Weech-Maldonado Robert, Qaseem Amir, Mkanta William
Department of Health Services Research, Management and Policy, University of Florida, Gainesville, FL 32610-0195, USA.
Health Serv Manage Res. 2009 Feb;22(1):1-7. doi: 10.1258/hsmr.2008.008002.
We examined the impact of environmental factors on USA nursing homes' participation in the subacute care market. Findings suggest that the Balanced Budget Act of 1997 did not have a significant impact in the participation of nursing homes in the subacute care market from 1998 to 2000. However, there was a declining trend in the participation of nursing homes in the subacute care market after the implementation of Medicare prospective payment system (PPS). Furthermore, nursing homes with a higher proportion of Medicare residents were more likely to exit the subacute care market after PPS. Results also suggest that nursing homes have responded strategically to the environmental demand for subacute care services. Nursing homes located in markets with higher Medicare managed care penetration were more likely to offer subacute care services. Environmental munificence was also an important predictor of nursing home innovation into subacute care. Nursing homes in states with higher Medicaid reimbursement and those in less competitive markets were more likely to participate in the subacute care market.

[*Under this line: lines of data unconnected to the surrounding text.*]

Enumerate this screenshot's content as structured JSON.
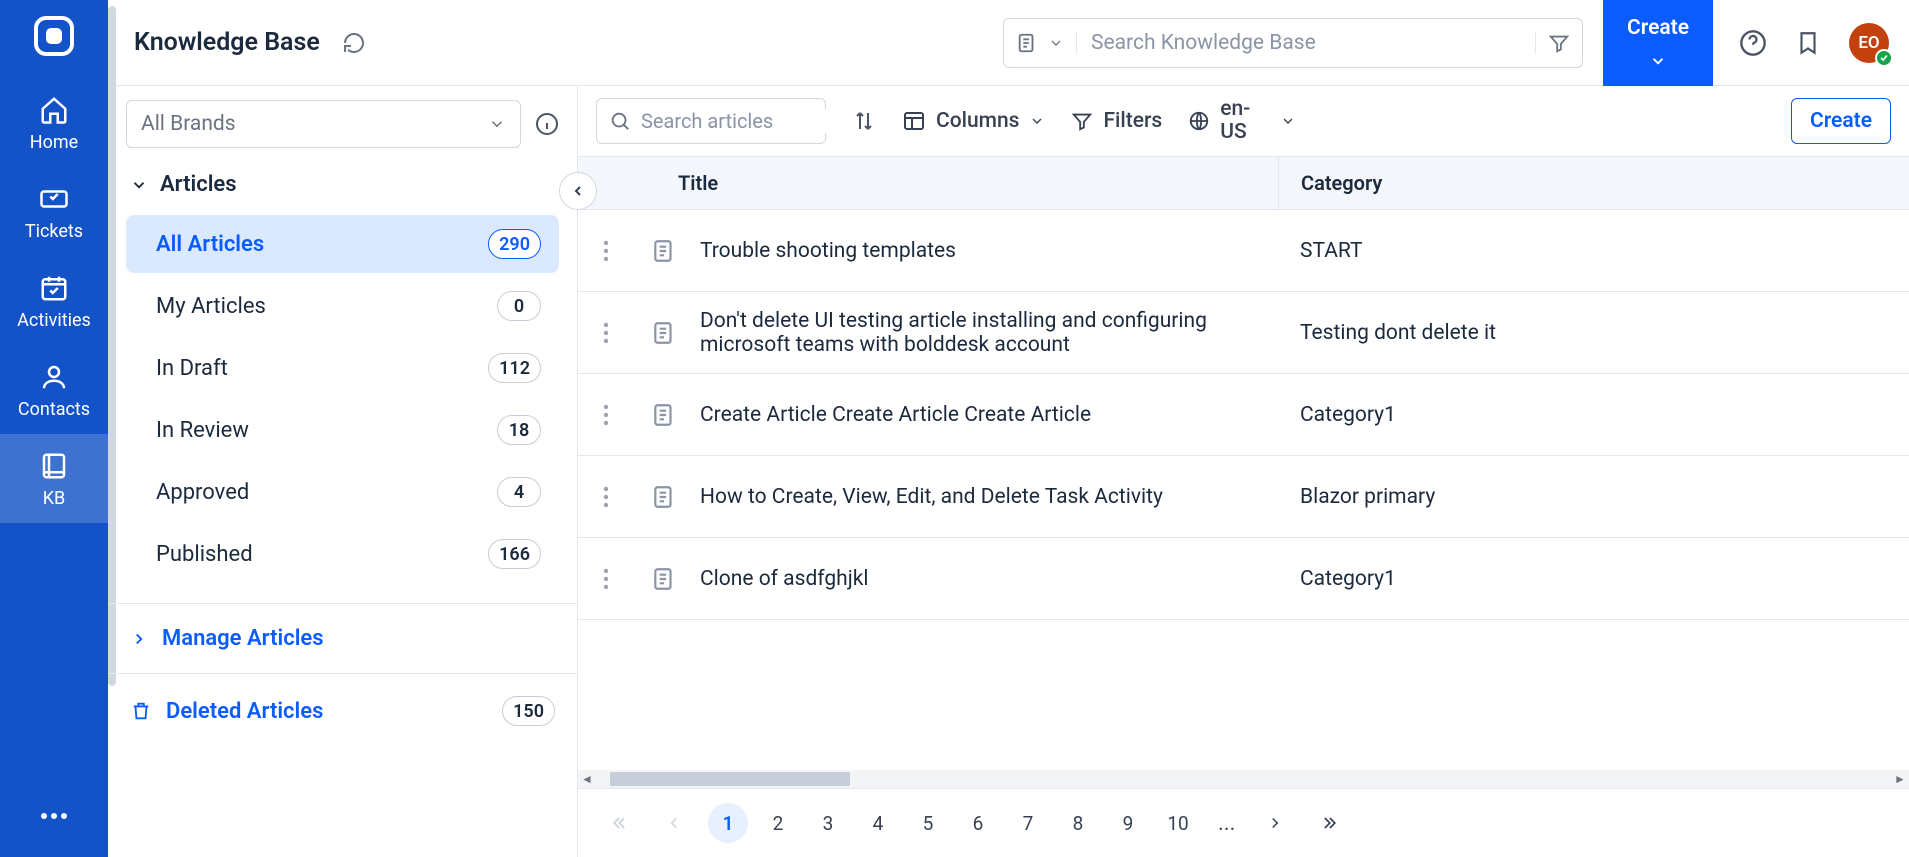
{
  "nav": {
    "items": [
      {
        "label": "Home"
      },
      {
        "label": "Tickets"
      },
      {
        "label": "Activities"
      },
      {
        "label": "Contacts"
      },
      {
        "label": "KB"
      }
    ]
  },
  "header": {
    "title": "Knowledge Base",
    "search_placeholder": "Search Knowledge Base",
    "create_label": "Create",
    "avatar_initials": "EO"
  },
  "sidebar": {
    "brand_placeholder": "All Brands",
    "section_label": "Articles",
    "items": [
      {
        "label": "All Articles",
        "count": "290",
        "selected": true
      },
      {
        "label": "My Articles",
        "count": "0",
        "selected": false
      },
      {
        "label": "In Draft",
        "count": "112",
        "selected": false
      },
      {
        "label": "In Review",
        "count": "18",
        "selected": false
      },
      {
        "label": "Approved",
        "count": "4",
        "selected": false
      },
      {
        "label": "Published",
        "count": "166",
        "selected": false
      }
    ],
    "manage_label": "Manage Articles",
    "deleted_label": "Deleted Articles",
    "deleted_count": "150"
  },
  "toolbar": {
    "search_placeholder": "Search articles",
    "columns_label": "Columns",
    "filters_label": "Filters",
    "locale_label": "en-US",
    "create_label": "Create"
  },
  "table": {
    "headers": {
      "title": "Title",
      "category": "Category"
    },
    "rows": [
      {
        "title": "Trouble shooting templates",
        "category": "START"
      },
      {
        "title": "Don't delete UI testing article  installing and configuring microsoft teams with bolddesk account",
        "category": "Testing dont delete it"
      },
      {
        "title": "Create Article Create Article Create Article",
        "category": "Category1"
      },
      {
        "title": "How to Create, View, Edit, and Delete Task Activity",
        "category": "Blazor primary"
      },
      {
        "title": "Clone of asdfghjkl",
        "category": "Category1"
      }
    ]
  },
  "pager": {
    "pages": [
      "1",
      "2",
      "3",
      "4",
      "5",
      "6",
      "7",
      "8",
      "9",
      "10"
    ],
    "current": "1"
  }
}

我们研究了环境因素对美国疗养院参与亚急性护理市场的影响。研究结果表明,1997年的《平衡预算法案》对1998年至2000年疗养院参与亚急性护理市场没有显著影响。然而,医疗保险预期支付系统(PPS)实施后,疗养院参与亚急性护理市场的趋势呈下降趋势。此外,医疗保险居民比例较高的疗养院在PPS实施后更有可能退出亚急性护理市场。结果还表明,疗养院已对亚急性护理服务的环境需求做出了战略回应。位于医疗保险管理式护理渗透率较高市场的疗养院更有可能提供亚急性护理服务。环境宽松也是疗养院创新进入亚急性护理领域的重要预测因素。医疗补助报销较高州的疗养院以及竞争较小市场的疗养院更有可能参与亚急性护理市场。